The Australian Education Union’s (AEU) submission to the review process has highlighted the abject failure of a decade of VET marketisation, contestability and privatisation by governments at all levels, and the catastrophic damage it has wrought on this sector:
- VET funding was cut by more than 15% in the decade from 2007 to 2016 and government expenditure declined by 31.5% over that time.
- As a result of this continual assault, TAFE enrolments have declined steadily in recent years, from nearly 800,000 in 2015 to 680,000 in 2017.
- There are now over 4,600 active registered training providers, but only 96 of these providers have more than 100 full time students.
- In 2018, states, territories and the Commonwealth spent a combined total of $6.1 billion on vocational education, a decrease of $135 million when compared to 2017.
- In 2018, the Commonwealth contribution to all vocational education fell by $326 million (10.6%) , while Commonwealth contributions to public VET delivery fell by more than double that total, by 23.2%, in that year.
- The number of government funded vocational education students has fallen by almost 17% since 2012 across all jurisdictions, but in TAFE, student numbers have fallen by 25%. Meanwhile, students enrolled in subjects not delivered as part of a nationally-recognised program (private providers) increased by 4.9% to 2.5 million people in 2018, compared with 2017.
- Overall VET student numbers have also decreased by 1.5% to 4.1 million people in 2018, compared with 2017.
AEU Federal President Correna Haythorpe said the interim report’s focus on giving profit-seeking private training providers more access to public VET funding was appalling and would make it more difficult for Australian workers and apprentices to access high-quality public vocational education at a time when they are most urgently needed to help rebuild the economy.
“The COVID-19 crisis has highlighted the urgent need for qualified workers across all industries to be able to adapt quickly to new opportunities when they arise,” Ms Haythorpe said.
“TAFE is the only institution with the infrastructure, the workforce and the trusted reputation to be able to provide high quality VET qualifications across the country today.”
“TAFE is Australia’s most trusted brand when it comes to the public provision of vocational education and training.

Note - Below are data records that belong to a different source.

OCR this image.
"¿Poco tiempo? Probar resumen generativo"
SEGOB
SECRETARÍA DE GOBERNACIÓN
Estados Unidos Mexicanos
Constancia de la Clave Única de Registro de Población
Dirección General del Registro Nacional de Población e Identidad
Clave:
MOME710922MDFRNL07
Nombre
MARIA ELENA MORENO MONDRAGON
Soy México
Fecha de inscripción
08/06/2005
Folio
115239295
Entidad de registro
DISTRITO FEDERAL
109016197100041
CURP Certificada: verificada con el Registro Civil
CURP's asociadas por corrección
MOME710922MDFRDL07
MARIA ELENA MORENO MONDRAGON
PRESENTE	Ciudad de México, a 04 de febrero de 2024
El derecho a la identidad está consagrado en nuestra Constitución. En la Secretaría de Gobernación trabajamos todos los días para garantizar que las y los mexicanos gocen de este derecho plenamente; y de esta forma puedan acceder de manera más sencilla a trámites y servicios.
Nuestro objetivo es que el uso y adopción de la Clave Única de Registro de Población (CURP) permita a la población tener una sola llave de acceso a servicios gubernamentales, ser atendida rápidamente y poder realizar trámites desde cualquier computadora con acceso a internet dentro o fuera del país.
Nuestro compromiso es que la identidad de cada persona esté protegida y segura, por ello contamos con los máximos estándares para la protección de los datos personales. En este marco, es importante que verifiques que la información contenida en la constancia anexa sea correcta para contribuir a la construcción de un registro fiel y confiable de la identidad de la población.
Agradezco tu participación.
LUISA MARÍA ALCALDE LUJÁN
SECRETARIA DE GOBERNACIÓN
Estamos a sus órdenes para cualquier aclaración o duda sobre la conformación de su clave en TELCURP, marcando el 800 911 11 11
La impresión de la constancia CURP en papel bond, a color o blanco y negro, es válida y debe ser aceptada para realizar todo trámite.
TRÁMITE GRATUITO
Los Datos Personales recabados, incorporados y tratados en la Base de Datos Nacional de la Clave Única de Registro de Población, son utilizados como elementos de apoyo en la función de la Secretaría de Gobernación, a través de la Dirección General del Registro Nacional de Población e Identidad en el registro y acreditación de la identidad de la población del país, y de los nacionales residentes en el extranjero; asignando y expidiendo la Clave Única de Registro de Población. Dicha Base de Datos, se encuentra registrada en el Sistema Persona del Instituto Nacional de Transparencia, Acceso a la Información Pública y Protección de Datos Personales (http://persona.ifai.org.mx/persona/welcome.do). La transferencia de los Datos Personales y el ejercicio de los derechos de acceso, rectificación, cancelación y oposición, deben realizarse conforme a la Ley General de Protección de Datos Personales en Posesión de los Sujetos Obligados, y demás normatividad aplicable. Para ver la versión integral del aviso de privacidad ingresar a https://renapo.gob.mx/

The community knows, understands and values TAFE for what it is and what it offers. The Morrison Government has shown time and time again that it does not,” Ms Haythorpe said.
“Governments must prioritise investment in TAFE as the anchor institution of vocational education, to ensure that it is the centrepiece of rebuilding Australia’s economy,” Ms Haythorpe said.
“History has shown that private providers do not provide the skilled and highly qualified workforce to meet the needs of a changing economy.”
Ms Haythorpe said the Morrison Government should put TAFE at the forefront of the economic recovery process through immediate investment in infrastructure, equipment, staffing and programs.
“TAFE offers high quality vocational education at all levels, with nationally accredited programs, a highly qualified and experienced workforce, campuses across Australia, and it has the trust and respect of employers and the community,” Ms Haythorpe said.
“A strong, fully-funded TAFE sector must be at the centre of the Commonwealth’s response post COVID-19 so that Australia emerges in the best-possible social and economic condition.”